The winner of the Goya with ‘Las Niñas’ aspires to the Golden Shell with ‘La Maternal’, a drama written from the experiences of pregnant minors in a reception center
Pilar Palomero (Zaragoza, 1980) drew from the girls’ real experiences in a shelter in Barcelona the dramatic material she needed for her second feature film. The main character, played by Carla Quílez, who found the director on Instagram, is a furious girl who lives in a town in Los Monegros. The daughter of a young mother who pays little attention to her becomes pregnant at the age of 14 and ends up in her situation with other teenagers in a center in Barcelona. Some of them appear in the author’s second film of ‘Las Niñas’, winner of four Goyas last year, although Palomero makes it clear that ‘La Maternal’, which hits theaters on November 18, is pure fiction.
Does the Mother exist?
-Yes and no. It is based in a residential center for teenage mothers in Barcelona, where I live. It’s called Antaviana Maternal Residence and Karol, the educator in the film, works downtown. They helped us a lot.
-What caught the girls’ attention when you treated them?
– They were the reason I wanted to make the film. I had already documented myself to see if I felt capable of writing the script, but the main motivation came when I discovered his enthusiasm. I called them and they all wanted to tell their story, they wanted this movie to be made. I fell in love with their way of being and dealing with problems after the extreme experiences they went through. They gave me the desire to explain how they had experienced their motherhood so early, at 16, 14 years old. They were all very aware of the wound of social judgment, of the people, the family, the friends. They wanted this reality to be known.
-These girls not only arrived pregnant, but also had various problems: assault, sexual abuse, eating disorders, suicide attempts, drugs…
-Every experience is unique, every girl has very hard stories. It is a residential center for people in a situation of vulnerability, of social exclusion. They have big problems with their families, their partners… I’ve heard very hard stories of all kinds. But they have given me the strength they have transferred, the resilience, the ability to overcome and move on from what has touched them. Unfortunately, we are conditioned by social inequality.
-One of the protagonists confirms that she wants the child so as not to be alone.
I’ve heard it more than once. It happens very often, minors who need that love and find it in the child they are about to have. It’s beautiful and very painful at the same time.
We might think that none of these minors desire to be a mother, no one wants a child.

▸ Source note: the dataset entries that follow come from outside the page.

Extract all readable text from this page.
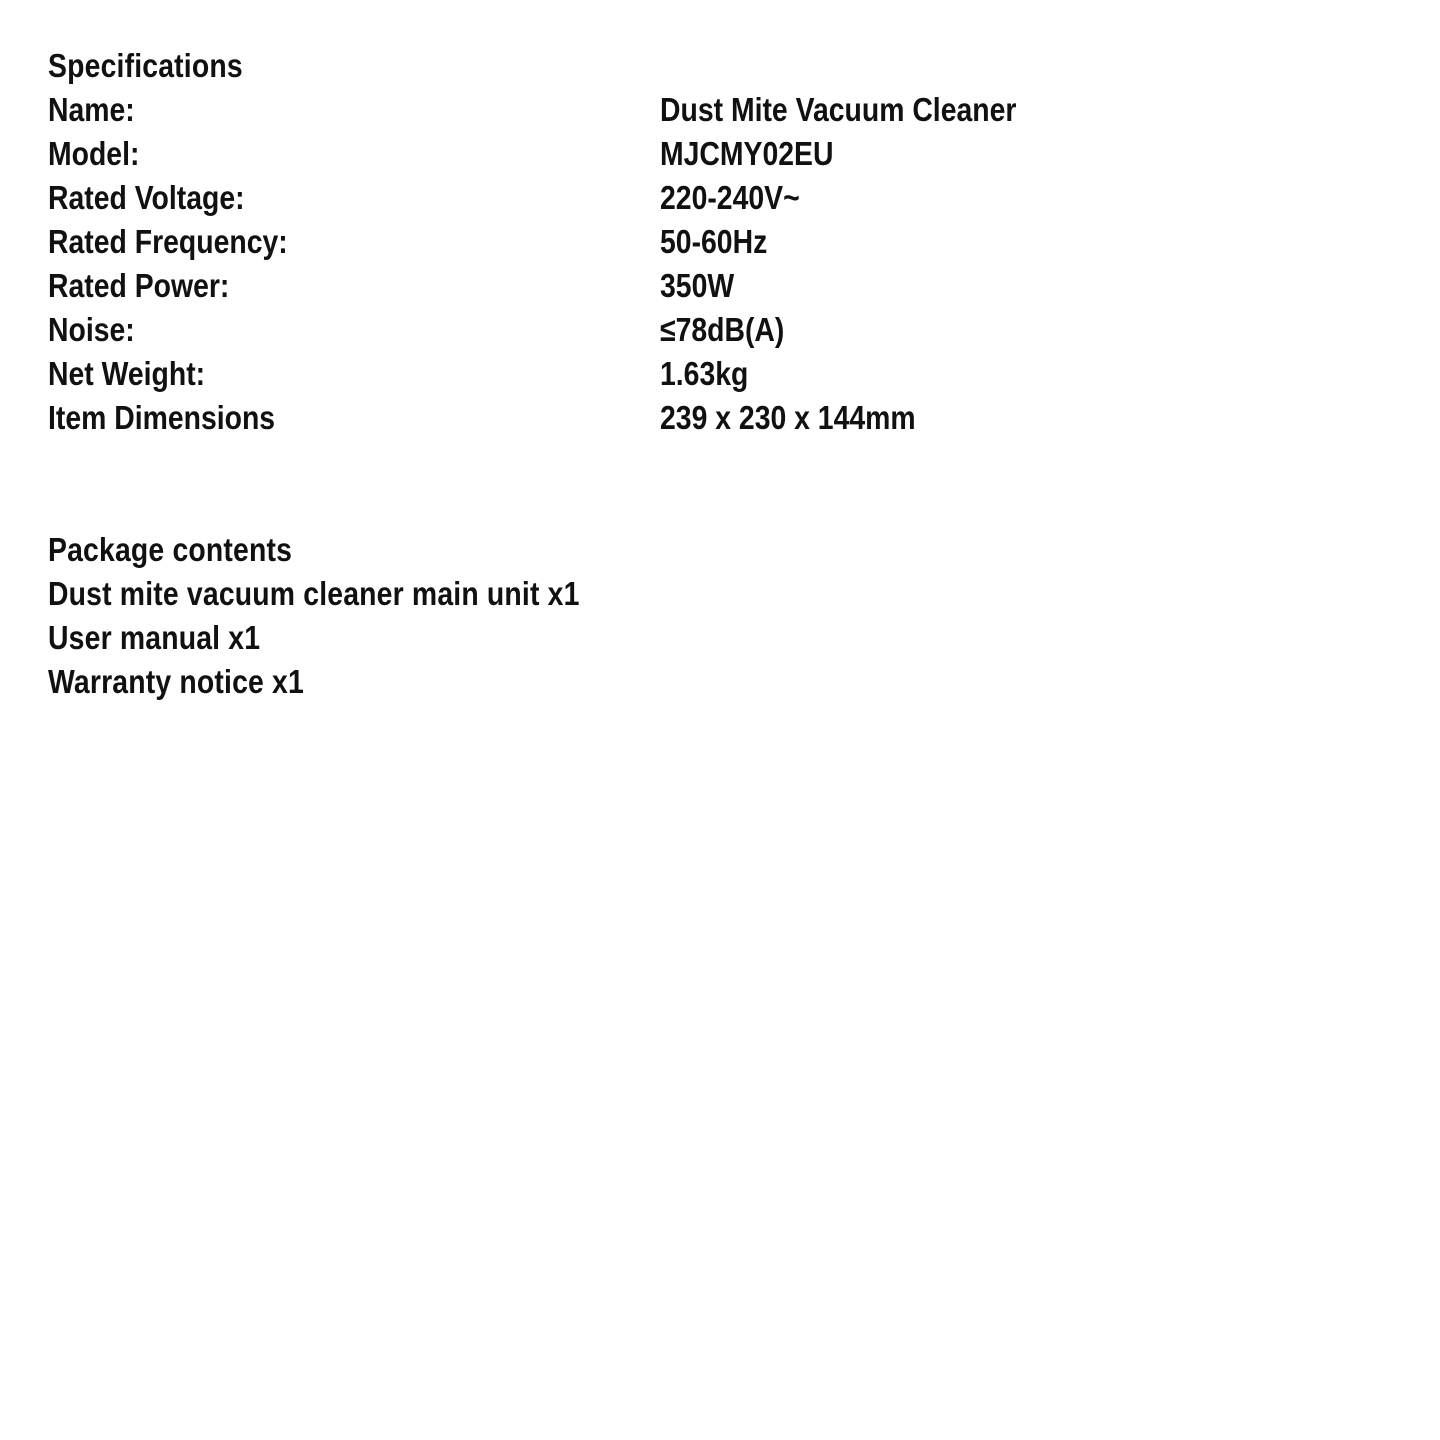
Specifications
Name:	Dust Mite Vacuum Cleaner
Model:	MJCMY02EU
Rated Voltage:	220-240V~
Rated Frequency:	50-60Hz
Rated Power:	350W
Noise:	≤78dB(A)
Net Weight:	1.63kg
Item Dimensions	239 x 230 x 144mm
Package contents
Dust mite vacuum cleaner main unit x1
User manual x1
Warranty notice x1
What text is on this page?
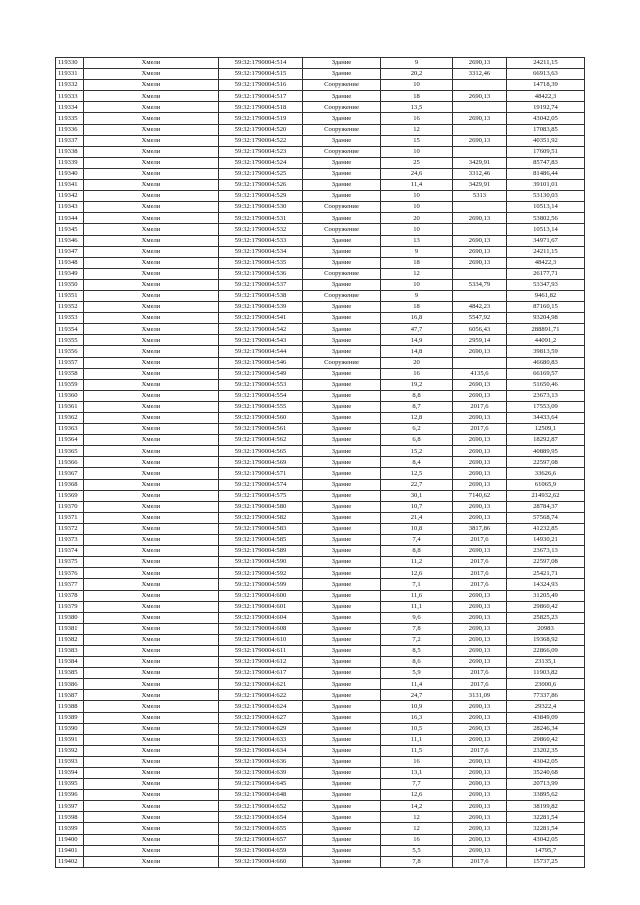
119330	Хмели	59:32:1790004:514	Здание	9	2690,13	24211,15
119331	Хмели	59:32:1790004:515	Здание	20,2	3312,46	66913,63
119332	Хмели	59:32:1790004:516	Сооружение	10		14718,39
119333	Хмели	59:32:1790004:517	Здание	18	2690,13	48422,3
119334	Хмели	59:32:1790004:518	Сооружение	13,5		19192,74
119335	Хмели	59:32:1790004:519	Здание	16	2690,13	43042,05
119336	Хмели	59:32:1790004:520	Сооружение	12		17083,85
119337	Хмели	59:32:1790004:522	Здание	15	2690,13	40351,92
119338	Хмели	59:32:1790004:523	Сооружение	10		17609,51
119339	Хмели	59:32:1790004:524	Здание	25	3429,91	85747,83
119340	Хмели	59:32:1790004:525	Здание	24,6	3312,46	81486,44
119341	Хмели	59:32:1790004:526	Здание	11,4	3429,91	39101,01
119342	Хмели	59:32:1790004:529	Здание	10	5313	53130,03
119343	Хмели	59:32:1790004:530	Сооружение	10		10513,14
119344	Хмели	59:32:1790004:531	Здание	20	2690,13	53802,56
119345	Хмели	59:32:1790004:532	Сооружение	10		10513,14
119346	Хмели	59:32:1790004:533	Здание	13	2690,13	34971,67
119347	Хмели	59:32:1790004:534	Здание	9	2690,13	24211,15
119348	Хмели	59:32:1790004:535	Здание	18	2690,13	48422,3
119349	Хмели	59:32:1790004:536	Сооружение	12		26177,71
119350	Хмели	59:32:1790004:537	Здание	10	5334,79	53347,93
119351	Хмели	59:32:1790004:538	Сооружение	9		9461,82
119352	Хмели	59:32:1790004:539	Здание	18	4842,23	87160,15
119353	Хмели	59:32:1790004:541	Здание	16,8	5547,92	93204,98
119354	Хмели	59:32:1790004:542	Здание	47,7	6056,43	288891,71
119355	Хмели	59:32:1790004:543	Здание	14,9	2959,14	44091,2
119356	Хмели	59:32:1790004:544	Здание	14,8	2690,13	39813,59
119357	Хмели	59:32:1790004:546	Сооружение	20		46680,83
119358	Хмели	59:32:1790004:549	Здание	16	4135,6	66169,57
119359	Хмели	59:32:1790004:553	Здание	19,2	2690,13	51650,46
119360	Хмели	59:32:1790004:554	Здание	8,8	2690,13	23673,13
119361	Хмели	59:32:1790004:555	Здание	8,7	2017,6	17553,09
119362	Хмели	59:32:1790004:560	Здание	12,8	2690,13	34433,64
119363	Хмели	59:32:1790004:561	Здание	6,2	2017,6	12509,1
119364	Хмели	59:32:1790004:562	Здание	6,8	2690,13	18292,87
119365	Хмели	59:32:1790004:565	Здание	15,2	2690,13	40889,95
119366	Хмели	59:32:1790004:569	Здание	8,4	2690,13	22597,08
119367	Хмели	59:32:1790004:571	Здание	12,5	2690,13	33626,6
119368	Хмели	59:32:1790004:574	Здание	22,7	2690,13	61065,9
119369	Хмели	59:32:1790004:575	Здание	30,1	7140,62	214932,62
119370	Хмели	59:32:1790004:580	Здание	10,7	2690,13	28784,37
119371	Хмели	59:32:1790004:582	Здание	21,4	2690,13	57568,74
119372	Хмели	59:32:1790004:583	Здание	10,8	3817,86	41232,85
119373	Хмели	59:32:1790004:585	Здание	7,4	2017,6	14930,21
119374	Хмели	59:32:1790004:589	Здание	8,8	2690,13	23673,13
119375	Хмели	59:32:1790004:590	Здание	11,2	2017,6	22597,08
119376	Хмели	59:32:1790004:592	Здание	12,6	2017,6	25421,71
119377	Хмели	59:32:1790004:599	Здание	7,1	2017,6	14324,93
119378	Хмели	59:32:1790004:600	Здание	11,6	2690,13	31205,49
119379	Хмели	59:32:1790004:601	Здание	11,1	2690,13	29860,42
119380	Хмели	59:32:1790004:604	Здание	9,6	2690,13	25825,23
119381	Хмели	59:32:1790004:608	Здание	7,8	2690,13	20983
119382	Хмели	59:32:1790004:610	Здание	7,2	2690,13	19368,92
119383	Хмели	59:32:1790004:611	Здание	8,5	2690,13	22866,09
119384	Хмели	59:32:1790004:612	Здание	8,6	2690,13	23135,1
119385	Хмели	59:32:1790004:617	Здание	5,9	2017,6	11903,82
119386	Хмели	59:32:1790004:621	Здание	11,4	2017,6	23000,6
119387	Хмели	59:32:1790004:622	Здание	24,7	3131,09	77337,86
119388	Хмели	59:32:1790004:624	Здание	10,9	2690,13	29322,4
119389	Хмели	59:32:1790004:627	Здание	16,3	2690,13	43849,09
119390	Хмели	59:32:1790004:629	Здание	10,5	2690,13	28246,34
119391	Хмели	59:32:1790004:633	Здание	11,1	2690,13	29860,42
119392	Хмели	59:32:1790004:634	Здание	11,5	2017,6	23202,35
119393	Хмели	59:32:1790004:636	Здание	16	2690,13	43042,05
119394	Хмели	59:32:1790004:639	Здание	13,1	2690,13	35240,68
119395	Хмели	59:32:1790004:645	Здание	7,7	2690,13	20713,99
119396	Хмели	59:32:1790004:648	Здание	12,6	2690,13	33895,62
119397	Хмели	59:32:1790004:652	Здание	14,2	2690,13	38199,82
119398	Хмели	59:32:1790004:654	Здание	12	2690,13	32281,54
119399	Хмели	59:32:1790004:655	Здание	12	2690,13	32281,54
119400	Хмели	59:32:1790004:657	Здание	16	2690,13	43042,05
119401	Хмели	59:32:1790004:659	Здание	5,5	2690,13	14795,7
119402	Хмели	59:32:1790004:660	Здание	7,8	2017,6	15737,25
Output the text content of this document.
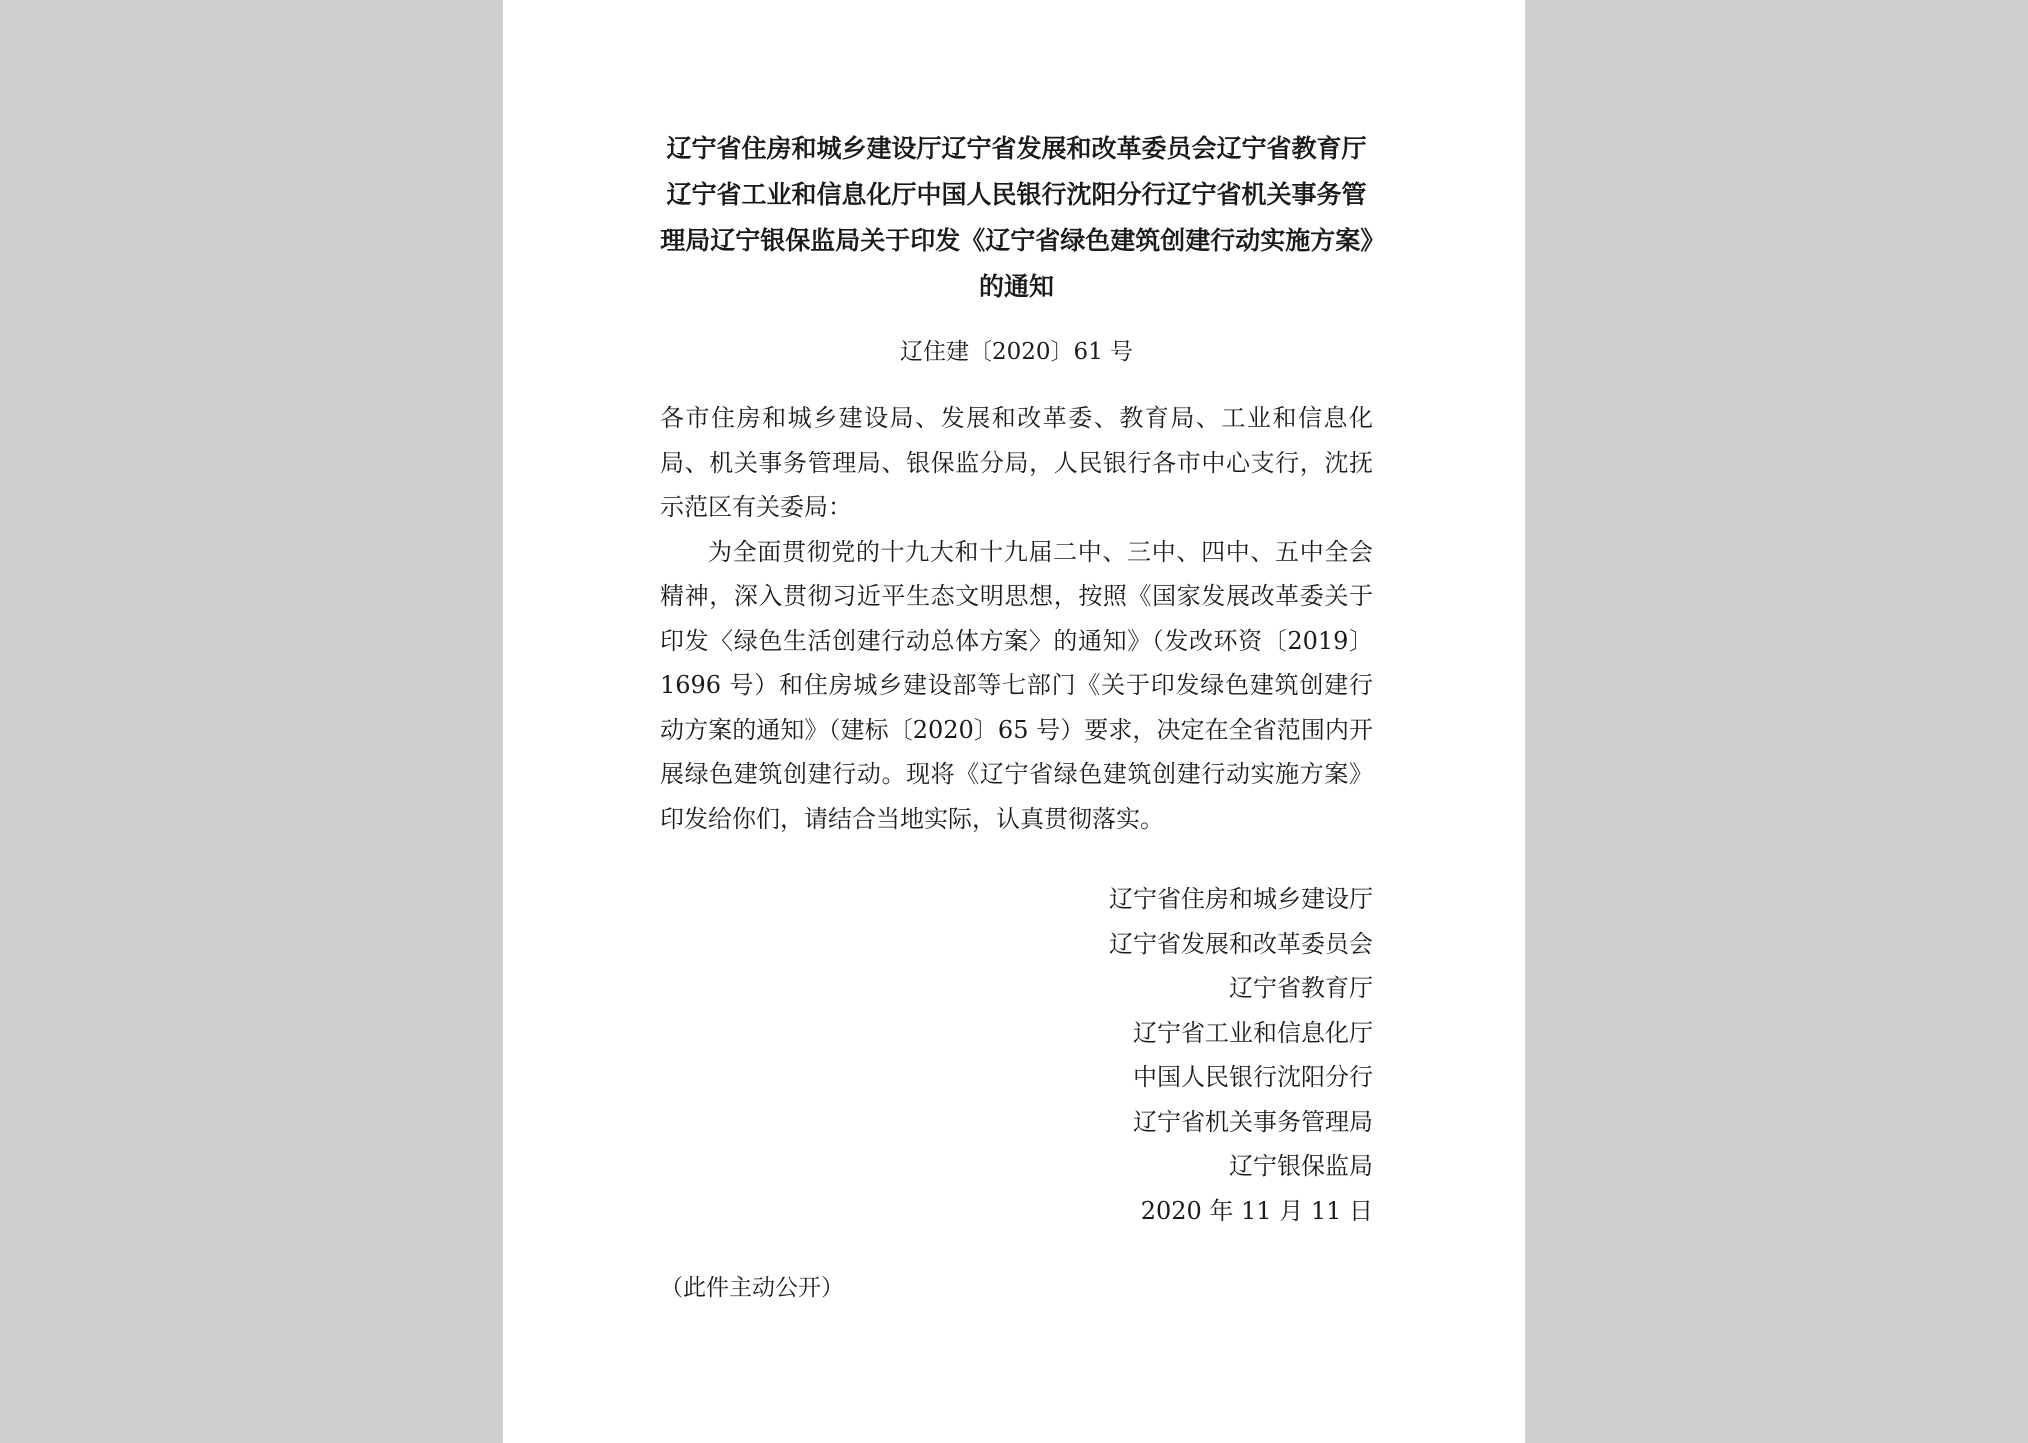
辽宁省住房和城乡建设厅辽宁省发展和改革委员会辽宁省教育厅辽宁省工业和信息化厅中国人民银行沈阳分行辽宁省机关事务管理局辽宁银保监局关于印发《辽宁省绿色建筑创建行动实施方案》的通知
辽住建〔2020〕61 号

各市住房和城乡建设局、发展和改革委、教育局、工业和信息化局、机关事务管理局、银保监分局，人民银行各市中心支行，沈抚示范区有关委局：

为全面贯彻党的十九大和十九届二中、三中、四中、五中全会精神，深入贯彻习近平生态文明思想，按照《国家发展改革委关于印发〈绿色生活创建行动总体方案〉的通知》（发改环资〔2019〕1696 号）和住房城乡建设部等七部门《关于印发绿色建筑创建行动方案的通知》（建标〔2020〕65 号）要求，决定在全省范围内开展绿色建筑创建行动。现将《辽宁省绿色建筑创建行动实施方案》印发给你们，请结合当地实际，认真贯彻落实。

辽宁省住房和城乡建设厅
辽宁省发展和改革委员会
辽宁省教育厅
辽宁省工业和信息化厅
中国人民银行沈阳分行
辽宁省机关事务管理局
辽宁银保监局
2020 年 11 月 11 日
（此件主动公开）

-Each case is unique, but no one wants to be a mother in adolescence. The problem, as happens to the main character, is that when they find out they are pregnant, they can no longer abort because more than three months have passed. I think it has a lot to do with the lack of sex education, with the knowledge of your own body. These are very important issues and we need to think about them as a society. This film is not about motherhood, about a girl who has a child and how she takes care of it, but about a teenager who also has to become a mother. They are two antagonistic vital moments.
– Do you think it is incompatible to be a mother and a teenager?
– I talked about it with the educator at the center. You see a teenage girl yelling at her baby and you think she’s a bad mother. No, she’s a teenager, who yells at her mother too. You experience a moment in which your personality is being formed and in which you are very absorbed in yourself. Motherhood is the opposite: give, give and give. It makes sense that a teenager isn’t willing to be a mother, if a thirty-year-old woman isn’t… That doesn’t mean she can’t be. The five protagonist girls are five madrassas, but they are aware that they had to become mothers at a time when they did not want to.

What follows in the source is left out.